Негатив. Портрет художника в траурной рамке - Лев Михайлович Тимофеев
«Эльве не трогай. — О покойном муже Дашка всегда говорила серьезно. — Эльве был святой и гений. Это ты играешь в цветные кубики: генерала — туда, министра — сюда, а Эльве мыслил в масштабах всего человечества. Он слышал шум истории, как мы слышим шум сосен или шум моря».

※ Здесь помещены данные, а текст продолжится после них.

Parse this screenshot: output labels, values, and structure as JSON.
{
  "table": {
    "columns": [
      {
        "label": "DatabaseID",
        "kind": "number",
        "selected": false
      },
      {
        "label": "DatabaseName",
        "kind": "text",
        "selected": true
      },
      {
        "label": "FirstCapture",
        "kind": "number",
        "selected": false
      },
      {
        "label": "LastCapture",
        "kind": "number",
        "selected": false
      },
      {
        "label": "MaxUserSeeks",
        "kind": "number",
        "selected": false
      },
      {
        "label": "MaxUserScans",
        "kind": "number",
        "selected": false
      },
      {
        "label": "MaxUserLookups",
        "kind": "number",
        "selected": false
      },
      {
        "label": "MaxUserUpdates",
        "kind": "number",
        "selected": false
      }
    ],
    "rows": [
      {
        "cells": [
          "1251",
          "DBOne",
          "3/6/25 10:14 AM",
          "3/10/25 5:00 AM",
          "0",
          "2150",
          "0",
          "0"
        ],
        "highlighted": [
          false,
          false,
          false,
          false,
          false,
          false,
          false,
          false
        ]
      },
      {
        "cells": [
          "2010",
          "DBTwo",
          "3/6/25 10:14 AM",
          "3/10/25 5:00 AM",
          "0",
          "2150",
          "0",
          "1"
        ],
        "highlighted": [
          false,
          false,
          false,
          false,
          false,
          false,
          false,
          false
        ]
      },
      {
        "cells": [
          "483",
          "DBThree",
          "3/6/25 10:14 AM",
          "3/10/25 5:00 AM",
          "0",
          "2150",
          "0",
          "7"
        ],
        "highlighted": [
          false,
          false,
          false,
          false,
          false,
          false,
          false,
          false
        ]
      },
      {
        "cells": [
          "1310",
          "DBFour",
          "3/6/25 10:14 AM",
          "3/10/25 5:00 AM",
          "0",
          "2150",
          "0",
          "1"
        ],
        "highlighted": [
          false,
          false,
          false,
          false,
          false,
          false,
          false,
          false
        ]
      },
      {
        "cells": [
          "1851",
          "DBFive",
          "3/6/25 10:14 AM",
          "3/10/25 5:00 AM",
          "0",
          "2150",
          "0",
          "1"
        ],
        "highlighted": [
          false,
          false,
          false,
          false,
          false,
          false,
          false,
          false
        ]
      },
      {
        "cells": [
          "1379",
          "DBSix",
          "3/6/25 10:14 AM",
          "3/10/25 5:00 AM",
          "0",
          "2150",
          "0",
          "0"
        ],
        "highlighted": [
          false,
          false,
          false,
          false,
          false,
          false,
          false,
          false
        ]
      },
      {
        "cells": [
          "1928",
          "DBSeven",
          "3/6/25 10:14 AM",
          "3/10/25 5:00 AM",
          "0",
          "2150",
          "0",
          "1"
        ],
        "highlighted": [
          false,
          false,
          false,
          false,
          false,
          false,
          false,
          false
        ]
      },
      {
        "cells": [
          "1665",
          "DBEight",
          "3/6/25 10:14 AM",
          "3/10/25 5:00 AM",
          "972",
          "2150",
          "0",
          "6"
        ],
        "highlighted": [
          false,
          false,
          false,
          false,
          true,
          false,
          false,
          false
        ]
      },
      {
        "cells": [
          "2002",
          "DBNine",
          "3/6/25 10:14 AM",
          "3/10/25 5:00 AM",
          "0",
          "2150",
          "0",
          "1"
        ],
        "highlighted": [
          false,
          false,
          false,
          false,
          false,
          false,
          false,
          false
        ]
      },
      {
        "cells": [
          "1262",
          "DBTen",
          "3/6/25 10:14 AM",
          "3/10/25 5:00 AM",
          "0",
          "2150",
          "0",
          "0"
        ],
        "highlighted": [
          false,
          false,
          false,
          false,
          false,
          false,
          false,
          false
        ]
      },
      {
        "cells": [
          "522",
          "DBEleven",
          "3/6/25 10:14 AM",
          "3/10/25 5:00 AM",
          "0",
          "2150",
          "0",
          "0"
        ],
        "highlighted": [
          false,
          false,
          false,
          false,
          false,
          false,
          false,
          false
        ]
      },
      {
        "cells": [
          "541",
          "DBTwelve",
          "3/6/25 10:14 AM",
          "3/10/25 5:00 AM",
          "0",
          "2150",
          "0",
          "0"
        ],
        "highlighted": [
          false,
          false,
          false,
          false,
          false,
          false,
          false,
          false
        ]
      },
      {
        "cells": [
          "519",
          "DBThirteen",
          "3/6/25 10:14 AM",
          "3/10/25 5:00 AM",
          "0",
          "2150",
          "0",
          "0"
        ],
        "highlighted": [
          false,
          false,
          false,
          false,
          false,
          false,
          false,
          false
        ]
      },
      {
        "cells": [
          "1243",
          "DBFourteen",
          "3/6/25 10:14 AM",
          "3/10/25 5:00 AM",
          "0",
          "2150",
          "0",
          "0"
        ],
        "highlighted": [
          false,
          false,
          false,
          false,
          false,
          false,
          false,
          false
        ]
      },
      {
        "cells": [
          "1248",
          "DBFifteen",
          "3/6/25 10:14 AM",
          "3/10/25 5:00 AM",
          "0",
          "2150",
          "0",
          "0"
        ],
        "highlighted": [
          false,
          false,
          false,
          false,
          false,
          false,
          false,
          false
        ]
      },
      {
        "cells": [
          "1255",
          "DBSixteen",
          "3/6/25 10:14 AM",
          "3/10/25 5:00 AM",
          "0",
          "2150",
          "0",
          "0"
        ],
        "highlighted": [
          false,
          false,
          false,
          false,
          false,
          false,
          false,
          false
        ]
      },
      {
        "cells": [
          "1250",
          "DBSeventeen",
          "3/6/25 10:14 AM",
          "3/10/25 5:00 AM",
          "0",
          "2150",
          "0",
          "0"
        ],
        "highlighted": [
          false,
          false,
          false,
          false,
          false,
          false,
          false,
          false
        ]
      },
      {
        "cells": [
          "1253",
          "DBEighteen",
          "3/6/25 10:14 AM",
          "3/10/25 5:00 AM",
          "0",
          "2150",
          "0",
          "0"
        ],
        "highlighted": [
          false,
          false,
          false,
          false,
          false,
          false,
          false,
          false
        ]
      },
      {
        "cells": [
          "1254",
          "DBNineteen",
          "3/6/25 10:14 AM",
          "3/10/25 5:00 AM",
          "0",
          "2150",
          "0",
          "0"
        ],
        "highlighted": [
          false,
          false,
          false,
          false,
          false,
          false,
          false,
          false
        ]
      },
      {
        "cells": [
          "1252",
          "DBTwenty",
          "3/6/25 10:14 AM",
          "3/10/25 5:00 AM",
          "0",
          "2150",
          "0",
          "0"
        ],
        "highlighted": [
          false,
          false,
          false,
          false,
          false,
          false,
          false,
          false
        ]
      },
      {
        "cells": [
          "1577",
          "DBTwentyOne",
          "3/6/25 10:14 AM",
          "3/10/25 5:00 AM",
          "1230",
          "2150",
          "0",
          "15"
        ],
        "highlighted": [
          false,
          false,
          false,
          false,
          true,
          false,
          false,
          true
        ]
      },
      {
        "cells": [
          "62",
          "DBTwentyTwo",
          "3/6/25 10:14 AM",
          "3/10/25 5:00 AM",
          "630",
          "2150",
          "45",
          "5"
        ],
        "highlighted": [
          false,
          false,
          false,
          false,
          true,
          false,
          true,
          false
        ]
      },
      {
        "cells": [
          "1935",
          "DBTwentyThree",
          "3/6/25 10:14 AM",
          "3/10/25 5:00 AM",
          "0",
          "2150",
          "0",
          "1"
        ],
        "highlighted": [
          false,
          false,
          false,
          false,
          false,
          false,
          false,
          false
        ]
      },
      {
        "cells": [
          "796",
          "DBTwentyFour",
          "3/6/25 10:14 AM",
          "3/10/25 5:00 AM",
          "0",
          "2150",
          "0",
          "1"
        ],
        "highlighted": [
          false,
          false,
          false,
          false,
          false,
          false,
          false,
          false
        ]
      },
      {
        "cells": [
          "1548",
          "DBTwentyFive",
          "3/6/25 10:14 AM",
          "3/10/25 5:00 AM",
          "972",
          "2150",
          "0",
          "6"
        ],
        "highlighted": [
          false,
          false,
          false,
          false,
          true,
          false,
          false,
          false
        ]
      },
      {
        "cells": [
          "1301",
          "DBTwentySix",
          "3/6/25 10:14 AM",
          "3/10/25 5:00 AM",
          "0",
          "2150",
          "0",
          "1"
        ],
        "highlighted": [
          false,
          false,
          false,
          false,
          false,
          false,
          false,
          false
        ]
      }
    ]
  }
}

Нет, не была Шурка Большова идеальной парой Закутарову. Потому что идеальной пары вообще не бывает. Или нужно спрашивать: идеальная пара — для чего, в каких условиях? Шурка и была замечательной, может, действительно идеальной женой для умного, талантливого (пожалуйста, даже гениального) районного фотографа: его публикуют в «Советском фото» (или даже в венгерском или чешском журнале одну-две работы), он продолжает жить в деревне Кривичи Северопрыжского района — этакая местная достопримечательность… Но вообразить ее — молчаливую, застенчивую, теряющуюся в общении с незнакомыми, — вообразить ее здесь, в Москве, женой президентского советника, скажем, во время приема в Кремле или на шумной презентации его последней книги (монография «Российская политтехнология», едва вышла в свет, была мгновенно раскуплена, и тут же пришлось делать и второй, и третий тиражи — и сразу перевели и американцы, и французы), или просто в распорядке дня генерального директора Агентства продуктивной политики — вообразить ее здесь было невозможно. Ну, разве что на кухне в «Гнезде Клавиров», а больше ей здесь просто дела не было — в самом прямом смысле этих слов. Да она поди и сама это понимала…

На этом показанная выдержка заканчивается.